Protesters break into Brazil congress

About 300 protesters demanding land reform broke into Brazil’s congress on Tuesday and clashed with police.

Landless rural workers occupy the National Congress

Twenty-three security officers were injured in the hour-long confrontation in the capital, Brasilia, authorities said.

Protesters broke open the glass doors in the parliament building with stones, sticks and a small Fiat car as a battering ram.

The demonstrators were stopped in front of the entrance to the chamber of deputies in a scuffle that was broadcast live on television.

Hundreds of demonstrators were detained, the police department said without providing precise numbers

The president, Luiz Inacio Lula da Silva, condemned the protest and accused demonstrators of “committing a serious act of vandalism against the parliament.”

The president’s spokesman, Andre Singer, said that Lula expressed his “solidarity and support to the national Congress” and that he was sure social movements in Brazil did not identify with the demonstrators.

‘Police attacked us’

Protesters overturn a car at the entrance of the congress in Brasilia
Protesters overturn a car at the entrance of the congress in Brasilia

Protesters overturn a car at the
entrance of the congress in Brasilia

The protesters, from a radical group that has split from the larger Landless Workers’ Movement, said they had planned to present a letter to the parliamentary speakers in a peaceful manner but had reacted to what they called aggressive measures by security officers.

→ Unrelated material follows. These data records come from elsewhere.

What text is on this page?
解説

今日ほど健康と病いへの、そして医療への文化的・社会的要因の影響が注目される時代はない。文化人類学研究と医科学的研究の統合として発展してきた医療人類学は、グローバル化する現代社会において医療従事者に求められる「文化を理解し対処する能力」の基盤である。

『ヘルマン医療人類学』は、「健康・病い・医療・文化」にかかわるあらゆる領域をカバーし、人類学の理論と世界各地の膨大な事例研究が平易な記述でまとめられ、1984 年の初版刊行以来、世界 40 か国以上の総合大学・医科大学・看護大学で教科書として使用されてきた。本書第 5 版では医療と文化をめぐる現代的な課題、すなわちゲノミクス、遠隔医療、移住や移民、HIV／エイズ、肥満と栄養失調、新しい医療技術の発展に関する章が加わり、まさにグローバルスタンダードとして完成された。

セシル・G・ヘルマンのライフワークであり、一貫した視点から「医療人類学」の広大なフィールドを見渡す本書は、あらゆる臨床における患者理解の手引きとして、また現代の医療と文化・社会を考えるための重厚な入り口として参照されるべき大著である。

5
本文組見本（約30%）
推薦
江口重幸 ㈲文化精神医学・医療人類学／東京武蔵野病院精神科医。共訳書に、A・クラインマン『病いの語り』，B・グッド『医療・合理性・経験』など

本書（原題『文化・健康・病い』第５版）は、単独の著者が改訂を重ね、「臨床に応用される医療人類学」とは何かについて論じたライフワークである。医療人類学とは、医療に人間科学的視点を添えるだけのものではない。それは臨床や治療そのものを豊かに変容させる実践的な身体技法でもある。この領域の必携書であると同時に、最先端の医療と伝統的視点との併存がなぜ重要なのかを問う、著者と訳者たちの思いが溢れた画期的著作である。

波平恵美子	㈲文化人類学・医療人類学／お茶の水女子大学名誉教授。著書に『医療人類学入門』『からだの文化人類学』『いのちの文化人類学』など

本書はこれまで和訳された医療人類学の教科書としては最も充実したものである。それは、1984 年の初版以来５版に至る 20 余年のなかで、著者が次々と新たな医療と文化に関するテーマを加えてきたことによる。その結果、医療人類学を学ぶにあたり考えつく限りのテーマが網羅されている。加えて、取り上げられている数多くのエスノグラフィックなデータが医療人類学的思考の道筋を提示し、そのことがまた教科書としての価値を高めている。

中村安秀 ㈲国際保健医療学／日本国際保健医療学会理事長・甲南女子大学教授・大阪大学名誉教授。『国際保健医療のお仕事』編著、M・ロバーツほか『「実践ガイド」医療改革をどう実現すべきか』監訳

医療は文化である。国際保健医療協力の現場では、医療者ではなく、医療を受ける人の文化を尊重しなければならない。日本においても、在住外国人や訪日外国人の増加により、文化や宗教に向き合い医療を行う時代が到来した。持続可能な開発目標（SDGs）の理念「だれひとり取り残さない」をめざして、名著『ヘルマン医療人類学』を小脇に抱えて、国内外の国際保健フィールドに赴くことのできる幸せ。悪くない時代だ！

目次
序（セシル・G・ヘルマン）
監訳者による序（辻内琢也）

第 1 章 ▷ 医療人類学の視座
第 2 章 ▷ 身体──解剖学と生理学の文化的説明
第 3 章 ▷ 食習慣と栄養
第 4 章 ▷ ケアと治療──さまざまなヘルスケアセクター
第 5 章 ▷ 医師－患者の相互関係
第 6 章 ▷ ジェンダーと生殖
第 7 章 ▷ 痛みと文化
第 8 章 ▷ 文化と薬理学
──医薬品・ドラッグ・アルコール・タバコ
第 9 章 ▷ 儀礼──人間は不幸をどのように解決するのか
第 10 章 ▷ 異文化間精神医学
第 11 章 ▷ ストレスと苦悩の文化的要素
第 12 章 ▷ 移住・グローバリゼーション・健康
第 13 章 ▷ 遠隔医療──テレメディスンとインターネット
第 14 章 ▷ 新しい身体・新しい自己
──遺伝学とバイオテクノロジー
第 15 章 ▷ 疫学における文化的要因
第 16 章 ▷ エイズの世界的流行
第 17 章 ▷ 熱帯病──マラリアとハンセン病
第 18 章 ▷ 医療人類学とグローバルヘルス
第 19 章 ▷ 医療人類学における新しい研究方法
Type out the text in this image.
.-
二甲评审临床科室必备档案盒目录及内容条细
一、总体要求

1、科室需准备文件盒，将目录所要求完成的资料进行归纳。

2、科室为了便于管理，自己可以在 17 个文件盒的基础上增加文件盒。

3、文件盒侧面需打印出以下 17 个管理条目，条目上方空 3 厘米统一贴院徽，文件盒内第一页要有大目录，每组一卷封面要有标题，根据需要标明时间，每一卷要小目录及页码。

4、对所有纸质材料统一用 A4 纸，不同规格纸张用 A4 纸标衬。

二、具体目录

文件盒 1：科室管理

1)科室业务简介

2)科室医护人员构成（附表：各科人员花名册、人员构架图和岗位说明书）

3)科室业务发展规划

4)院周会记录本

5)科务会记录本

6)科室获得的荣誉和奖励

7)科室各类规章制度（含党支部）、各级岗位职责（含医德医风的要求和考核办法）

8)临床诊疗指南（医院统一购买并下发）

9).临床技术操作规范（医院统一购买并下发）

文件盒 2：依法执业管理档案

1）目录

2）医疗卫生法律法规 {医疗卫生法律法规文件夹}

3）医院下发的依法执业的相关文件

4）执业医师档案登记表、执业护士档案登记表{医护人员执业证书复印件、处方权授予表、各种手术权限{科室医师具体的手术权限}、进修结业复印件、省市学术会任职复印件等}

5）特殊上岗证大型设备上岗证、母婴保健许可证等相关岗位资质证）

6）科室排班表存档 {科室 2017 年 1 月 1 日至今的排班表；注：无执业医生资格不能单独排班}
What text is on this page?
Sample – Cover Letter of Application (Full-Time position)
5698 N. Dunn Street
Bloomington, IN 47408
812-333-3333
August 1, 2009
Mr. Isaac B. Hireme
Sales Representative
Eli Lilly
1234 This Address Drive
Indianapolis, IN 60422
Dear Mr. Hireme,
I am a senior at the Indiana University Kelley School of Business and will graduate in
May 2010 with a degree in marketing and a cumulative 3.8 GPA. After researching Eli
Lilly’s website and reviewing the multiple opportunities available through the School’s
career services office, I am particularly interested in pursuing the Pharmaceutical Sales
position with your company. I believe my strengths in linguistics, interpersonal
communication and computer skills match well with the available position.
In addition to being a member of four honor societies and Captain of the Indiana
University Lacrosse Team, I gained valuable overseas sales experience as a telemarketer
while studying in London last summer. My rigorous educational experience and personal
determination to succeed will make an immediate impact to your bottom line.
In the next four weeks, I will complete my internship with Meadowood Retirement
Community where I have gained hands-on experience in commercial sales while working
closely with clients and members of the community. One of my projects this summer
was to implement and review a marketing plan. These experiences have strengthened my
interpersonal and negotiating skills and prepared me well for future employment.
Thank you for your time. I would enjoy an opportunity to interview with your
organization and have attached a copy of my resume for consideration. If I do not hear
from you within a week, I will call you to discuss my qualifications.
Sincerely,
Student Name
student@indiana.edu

“It was a peaceful action but the police attacked us,” protest leader Burno Maranhao told reporters.

Organisers said they were demanding the government should carry out land reform and release more than $4 billion set aside for agricultural assistance.

The movement of landless peasants seeks government help in expropriating fallow land for their use.

Under Brazil’s 1988 constitution, unproductive land may be expropriated as long as the owner is compensated.

The incident caused an intense debate in the chamber, with opposition deputies charging that corruption allegations surrounding Lula’s ruling coalition had undermined the public’s confidence in government.